Pair Corralation between Cairn Homes and Adriatic Metals

Assuming the 90 days trading horizon Cairn Homes is expected to generate 11.38 times less return on investment than Adriatic Metals. But when comparing it to its historical volatility, Cairn Homes PLC is 1.45 times less risky than Adriatic Metals. It trades about 0.03 of its potential returns per unit of risk. Adriatic Metals is currently generating about 0.22 of returns per unit of risk over similar time horizon. If you would invest  19,100  in Adriatic Metals on November 9, 2024 and sell it today you would earn a total of  2,300  from holding Adriatic Metals or generate 12.04% return on investment over 90 days.
Time Period3 Months [change]
DirectionMoves Against 
StrengthVery Weak
Accuracy100.0%
ValuesDaily Returns

Cairn Homes PLC  vs.  Adriatic Metals

 Performance 
       Timeline  
Cairn Homes PLC 

Risk-Adjusted Performance

Weak

 
Weak
 
Strong
Compared to the overall equity markets, risk-adjusted returns on investments in Cairn Homes PLC are ranked lower than 2 (%) of all global equities and portfolios over the last 90 days. In spite of rather sound technical and fundamental indicators, Cairn Homes is not utilizing all of its potentials. The latest stock price tumult, may contribute to shorter-term losses for the shareholders.
Adriatic Metals 

Risk-Adjusted Performance

Weak

 
Weak
 
Strong
Compared to the overall equity markets, risk-adjusted returns on investments in Adriatic Metals are ranked lower than 4 (%) of all global equities and portfolios over the last 90 days. In spite of comparatively unsteady basic indicators, Adriatic Metals may actually be approaching a critical reversion point that can send shares even higher in March 2025.

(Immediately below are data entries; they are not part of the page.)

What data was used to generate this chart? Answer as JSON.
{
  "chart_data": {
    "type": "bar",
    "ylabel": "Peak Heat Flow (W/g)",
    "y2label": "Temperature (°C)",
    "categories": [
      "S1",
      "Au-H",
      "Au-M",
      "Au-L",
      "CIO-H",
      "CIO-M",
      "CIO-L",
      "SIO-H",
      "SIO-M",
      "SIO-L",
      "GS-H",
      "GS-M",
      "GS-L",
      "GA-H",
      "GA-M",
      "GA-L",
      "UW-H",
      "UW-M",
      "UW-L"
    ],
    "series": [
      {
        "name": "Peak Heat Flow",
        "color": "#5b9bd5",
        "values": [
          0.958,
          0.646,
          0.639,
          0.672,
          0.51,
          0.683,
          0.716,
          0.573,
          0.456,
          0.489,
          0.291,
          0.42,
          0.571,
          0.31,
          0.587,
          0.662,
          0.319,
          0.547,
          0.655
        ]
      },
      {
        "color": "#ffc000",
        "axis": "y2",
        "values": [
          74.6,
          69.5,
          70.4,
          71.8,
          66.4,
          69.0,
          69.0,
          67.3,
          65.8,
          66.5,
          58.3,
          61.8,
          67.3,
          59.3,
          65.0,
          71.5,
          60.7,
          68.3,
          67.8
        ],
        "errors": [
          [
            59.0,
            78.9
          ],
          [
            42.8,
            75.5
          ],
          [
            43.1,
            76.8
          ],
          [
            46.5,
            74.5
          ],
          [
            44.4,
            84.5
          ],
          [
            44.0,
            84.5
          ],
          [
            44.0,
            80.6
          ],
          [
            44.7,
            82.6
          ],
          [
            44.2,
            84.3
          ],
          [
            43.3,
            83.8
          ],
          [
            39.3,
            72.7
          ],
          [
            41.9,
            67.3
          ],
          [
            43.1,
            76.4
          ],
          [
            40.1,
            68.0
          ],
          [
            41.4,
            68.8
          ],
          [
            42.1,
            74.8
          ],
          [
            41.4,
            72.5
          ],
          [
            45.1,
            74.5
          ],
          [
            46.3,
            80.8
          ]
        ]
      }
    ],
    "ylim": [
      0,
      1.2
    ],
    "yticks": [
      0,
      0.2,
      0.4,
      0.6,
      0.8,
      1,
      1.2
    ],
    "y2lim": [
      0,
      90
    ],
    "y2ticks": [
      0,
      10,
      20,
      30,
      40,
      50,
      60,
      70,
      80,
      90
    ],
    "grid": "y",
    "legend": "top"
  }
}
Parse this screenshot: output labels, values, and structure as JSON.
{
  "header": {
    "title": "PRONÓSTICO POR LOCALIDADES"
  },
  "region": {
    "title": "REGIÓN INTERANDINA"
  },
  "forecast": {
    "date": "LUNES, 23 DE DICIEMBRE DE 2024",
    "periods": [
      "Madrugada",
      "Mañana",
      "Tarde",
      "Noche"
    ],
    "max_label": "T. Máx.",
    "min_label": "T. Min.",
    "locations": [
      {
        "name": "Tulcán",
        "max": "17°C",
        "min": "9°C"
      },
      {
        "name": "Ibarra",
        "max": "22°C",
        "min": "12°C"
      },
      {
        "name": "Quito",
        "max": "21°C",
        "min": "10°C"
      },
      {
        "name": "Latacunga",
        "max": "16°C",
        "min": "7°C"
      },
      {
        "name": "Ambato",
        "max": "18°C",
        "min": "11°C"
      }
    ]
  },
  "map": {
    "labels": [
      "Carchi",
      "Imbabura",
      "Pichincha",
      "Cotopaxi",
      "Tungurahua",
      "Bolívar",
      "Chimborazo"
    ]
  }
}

Cairn Homes and Adriatic Metals Volatility Contrast

   Predicted Return Density   
       Returns  

Pair Trading with Cairn Homes and Adriatic Metals

The main advantage of trading using opposite Cairn Homes and Adriatic Metals positions is that it hedges away some unsystematic risk. Because of two separate transactions, even if Cairn Homes position performs unexpectedly, Adriatic Metals can make up some of the losses. Pair trading also minimizes risk from directional movements in the market. For example, if an entire industry or sector drops because of unexpected headlines, the short position in Adriatic Metals will offset losses from the drop in Adriatic Metals' long position.
The idea behind Cairn Homes PLC and Adriatic Metals pairs trading is to make the combined position market-neutral, meaning the overall market's direction will not affect its win or loss (or potential downside or upside). This can be achieved by designing a pairs trade with two highly correlated stocks or equities that operate in a similar space or sector, making it possible to obtain profits through simple and relatively low-risk investment.
Check out your portfolio center.
Note that this page's information should be used as a complementary analysis to find the right mix of equity instruments to add to your existing portfolios or create a brand new portfolio. You can also try the Equity Forecasting module to use basic forecasting models to generate price predictions and determine price momentum.